Llegó a un lugar pequeño, un ramal que se apartaba del camino, justo lo bastante amplio para que cupieran dos o tres personas que se parasen a contemplar el cambiante dibujo de las corrientes y del viento en las aguas que discurrían por el estrecho que separaba Europa de Asia. Parecían las pinceladas de un artista, excepto que tenían movimiento. El mar era un ser vivo, como si tuviera pulso. Sintió en la piel la caricia del viento, cálido y limpio, con una pizca de sal.

La ciudad que tenía a sus pies era como Venecia, pero al mismo tiempo muy diferente. La arquitectura era más liviana que la de Venecia y, sin embargo, en la veneciana había ecos de la bizantina. Percibió la misma vitalidad y el mismo frenesí por el comercio, siempre el comercio, saber ver una ganga, sopesar el valor de las mercaderías, comprar y vender. Y allí también conocían el mar en todos sus estados de ánimo: sutil, peligroso, hermoso, rebosante de oportunidades y posibilidades.

Sin embargo, las similitudes eran superficiales. Él no tenía sitio en Constantinopla, en realidad no lo conocía nadie, a excepción de la breve amistad que tenía con Andrea Mocenigo, quien le había permitido entrar a formar parte de su familia. Pero aquello era bondad; habrían hecho lo mismo por cualquier otra persona. El hecho de ser un desconocido en la ciudad le proporcionaba libertad para crecer, para cambiar si quisiera, para abrazar ideas nuevas, aunque fueran absurdas o descabelladas.

Pertenecer a un lugar representaba seguridad, pero también restricción. No pertenecer a ninguno era carecer de límites, como si a uno no le pesaran los pies y sus horizontes fueran infinitos. Pero tampoco tenía raíces, y a veces, cuando menos se lo esperaba, eso le provocaba una soledad casi insoportable.

No podía apartar de su mente la pasión y el dolor que vio en el rostro de aquel eunuco que se paró a mirarlo en Santa Sofía. Había en él una ternura que lo atormentaba.

Debía terminar de recopilar información y valorarla para el dux, y después volvería a casa.


Cuando por fin regresó su primer oficial, Giuliano estaba listo para partir.
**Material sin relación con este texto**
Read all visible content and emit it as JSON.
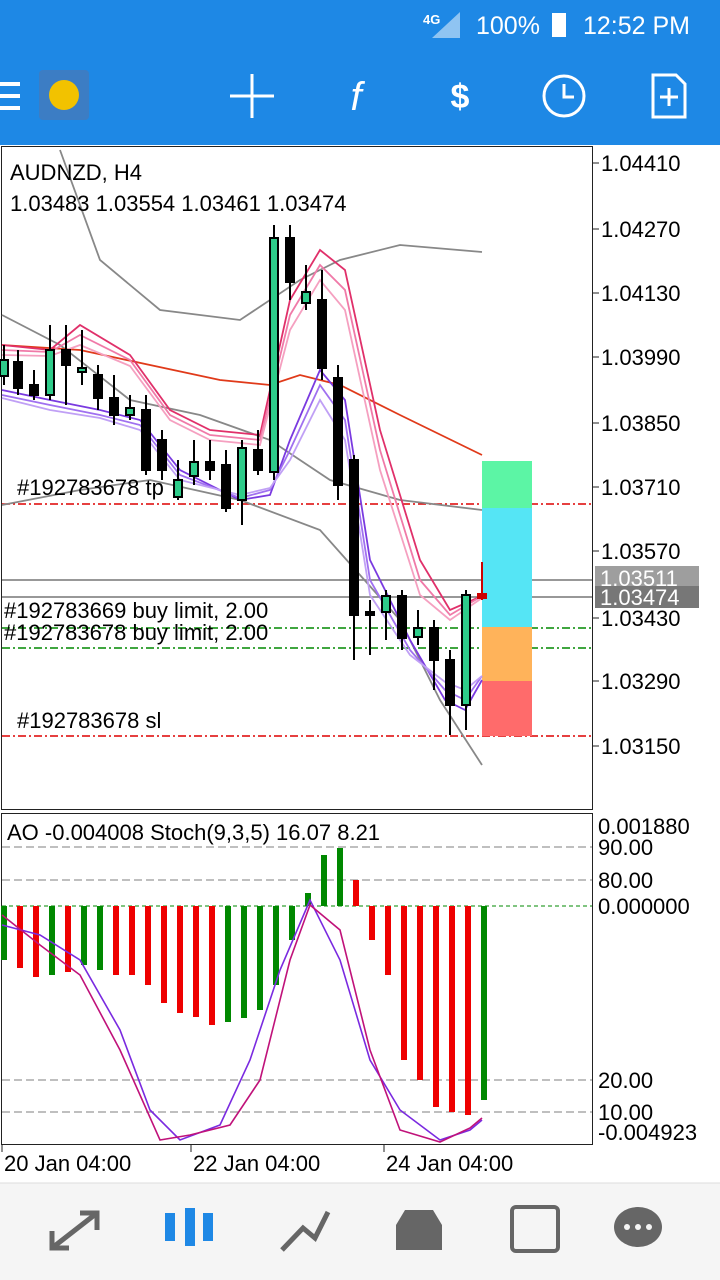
{
  "status_bar": {
    "network": "4G",
    "battery": "100%",
    "time": "12:52 PM"
  },
  "toolbar": {
    "function_icon": "f"
  },
  "chart": {
    "symbol": "AUDNZD, H4",
    "ohlc": "1.03483 1.03554 1.03461 1.03474",
    "price_axis": [
      "1.04410",
      "1.04270",
      "1.04130",
      "1.03990",
      "1.03850",
      "1.03710",
      "1.03570",
      "1.03430",
      "1.03290",
      "1.03150"
    ],
    "current_prices": [
      "1.03511",
      "1.03474"
    ],
    "order_labels": [
      "#192783678 tp",
      "#192783669 buy limit, 2.00",
      "#192783678 buy limit, 2.00",
      "#192783678 sl"
    ],
    "indicator_label": "AO -0.004008 Stoch(9,3,5) 16.07 8.21",
    "indicator_axis": [
      "0.001880",
      "90.00",
      "80.00",
      "0.000000",
      "20.00",
      "10.00",
      "-0.004923"
    ],
    "time_axis": [
      "20 Jan 04:00",
      "22 Jan 04:00",
      "24 Jan 04:00"
    ]
  }
}
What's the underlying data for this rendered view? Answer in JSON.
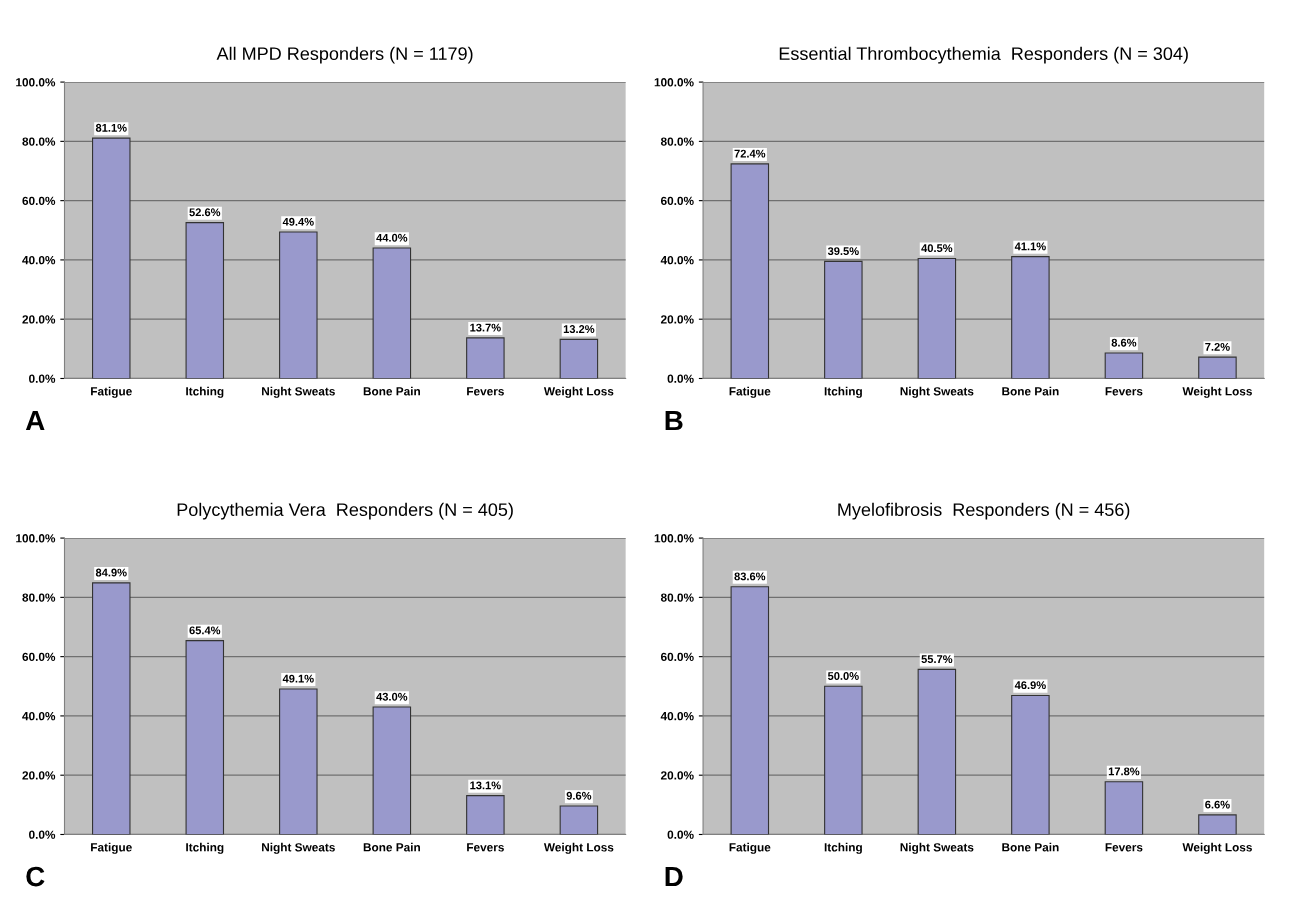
{
  "chart_data": [
    {
      "type": "bar",
      "title": "All MPD Responders (N = 1179)",
      "categories": [
        "Fatigue",
        "Itching",
        "Night Sweats",
        "Bone Pain",
        "Fevers",
        "Weight Loss"
      ],
      "values": [
        81.1,
        52.6,
        49.4,
        44.0,
        13.7,
        13.2
      ],
      "value_labels": [
        "81.1%",
        "52.6%",
        "49.4%",
        "44.0%",
        "13.7%",
        "13.2%"
      ],
      "color": "#9999cc",
      "ylim": [
        0,
        100
      ],
      "yticks": [
        {
          "value": 0,
          "label": "0.0%"
        },
        {
          "value": 20,
          "label": "20.0%"
        },
        {
          "value": 40,
          "label": "40.0%"
        },
        {
          "value": 60,
          "label": "60.0%"
        },
        {
          "value": 80,
          "label": "80.0%"
        },
        {
          "value": 100,
          "label": "100.0%"
        }
      ],
      "grid": "y",
      "annotations": [
        "A"
      ]
    },
    {
      "type": "bar",
      "title": "Essential Thrombocythemia  Responders (N = 304)",
      "categories": [
        "Fatigue",
        "Itching",
        "Night Sweats",
        "Bone Pain",
        "Fevers",
        "Weight Loss"
      ],
      "values": [
        72.4,
        39.5,
        40.5,
        41.1,
        8.6,
        7.2
      ],
      "value_labels": [
        "72.4%",
        "39.5%",
        "40.5%",
        "41.1%",
        "8.6%",
        "7.2%"
      ],
      "color": "#9999cc",
      "ylim": [
        0,
        100
      ],
      "yticks": [
        {
          "value": 0,
          "label": "0.0%"
        },
        {
          "value": 20,
          "label": "20.0%"
        },
        {
          "value": 40,
          "label": "40.0%"
        },
        {
          "value": 60,
          "label": "60.0%"
        },
        {
          "value": 80,
          "label": "80.0%"
        },
        {
          "value": 100,
          "label": "100.0%"
        }
      ],
      "grid": "y",
      "annotations": [
        "B"
      ]
    },
    {
      "type": "bar",
      "title": "Polycythemia Vera  Responders (N = 405)",
      "categories": [
        "Fatigue",
        "Itching",
        "Night Sweats",
        "Bone Pain",
        "Fevers",
        "Weight Loss"
      ],
      "values": [
        84.9,
        65.4,
        49.1,
        43.0,
        13.1,
        9.6
      ],
      "value_labels": [
        "84.9%",
        "65.4%",
        "49.1%",
        "43.0%",
        "13.1%",
        "9.6%"
      ],
      "color": "#9999cc",
      "ylim": [
        0,
        100
      ],
      "yticks": [
        {
          "value": 0,
          "label": "0.0%"
        },
        {
          "value": 20,
          "label": "20.0%"
        },
        {
          "value": 40,
          "label": "40.0%"
        },
        {
          "value": 60,
          "label": "60.0%"
        },
        {
          "value": 80,
          "label": "80.0%"
        },
        {
          "value": 100,
          "label": "100.0%"
        }
      ],
      "grid": "y",
      "annotations": [
        "C"
      ]
    },
    {
      "type": "bar",
      "title": "Myelofibrosis  Responders (N = 456)",
      "categories": [
        "Fatigue",
        "Itching",
        "Night Sweats",
        "Bone Pain",
        "Fevers",
        "Weight Loss"
      ],
      "values": [
        83.6,
        50.0,
        55.7,
        46.9,
        17.8,
        6.6
      ],
      "value_labels": [
        "83.6%",
        "50.0%",
        "55.7%",
        "46.9%",
        "17.8%",
        "6.6%"
      ],
      "color": "#9999cc",
      "ylim": [
        0,
        100
      ],
      "yticks": [
        {
          "value": 0,
          "label": "0.0%"
        },
        {
          "value": 20,
          "label": "20.0%"
        },
        {
          "value": 40,
          "label": "40.0%"
        },
        {
          "value": 60,
          "label": "60.0%"
        },
        {
          "value": 80,
          "label": "80.0%"
        },
        {
          "value": 100,
          "label": "100.0%"
        }
      ],
      "grid": "y",
      "annotations": [
        "D"
      ]
    }
  ]
}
Ya tenía toda la información que necesitaba. Al menos eso creía, aunque cuando se despidió de Mocenigo y su familia y llevó su baúl hasta el carro que aguardaba, sintió en su interior hormiguear la duda de que quizás estaba huyendo otra vez. ¿Qué era lo que había finalizado, la misión que le había encomendado el dux o sus propias ansias de conocer y rechazar Bizancio?

Apartó aquella idea de su mente. Estaba regresando a casa.

La travesía fue rápida, y para mediados de agosto se encontraba ya en el muelle, contemplando el perfil de la ciudad que parecía flotar sobre la superficie de la laguna. Bizancio era un bello recuerdo, como los colores de un mosaico construido en el techo de otra casa: con toques de oro, pero demasiado lejano para verlo con claridad. En su mente persistió únicamente una impresión, con multitud de facetas, hermosas y leves… pero fuera de su alcance.


Corría el año 1275. En Roma, el Papa Gregorio organizó una tregua de un año de duración entre el emperador Miguel Paleólogo de Bizancio y Carlos de Anjou, rey de las Dos Sicilias. Ana no llegó a ser consciente de lo mucho que tuvo que ver con ello el legado papal que se encontraba en Constantinopla.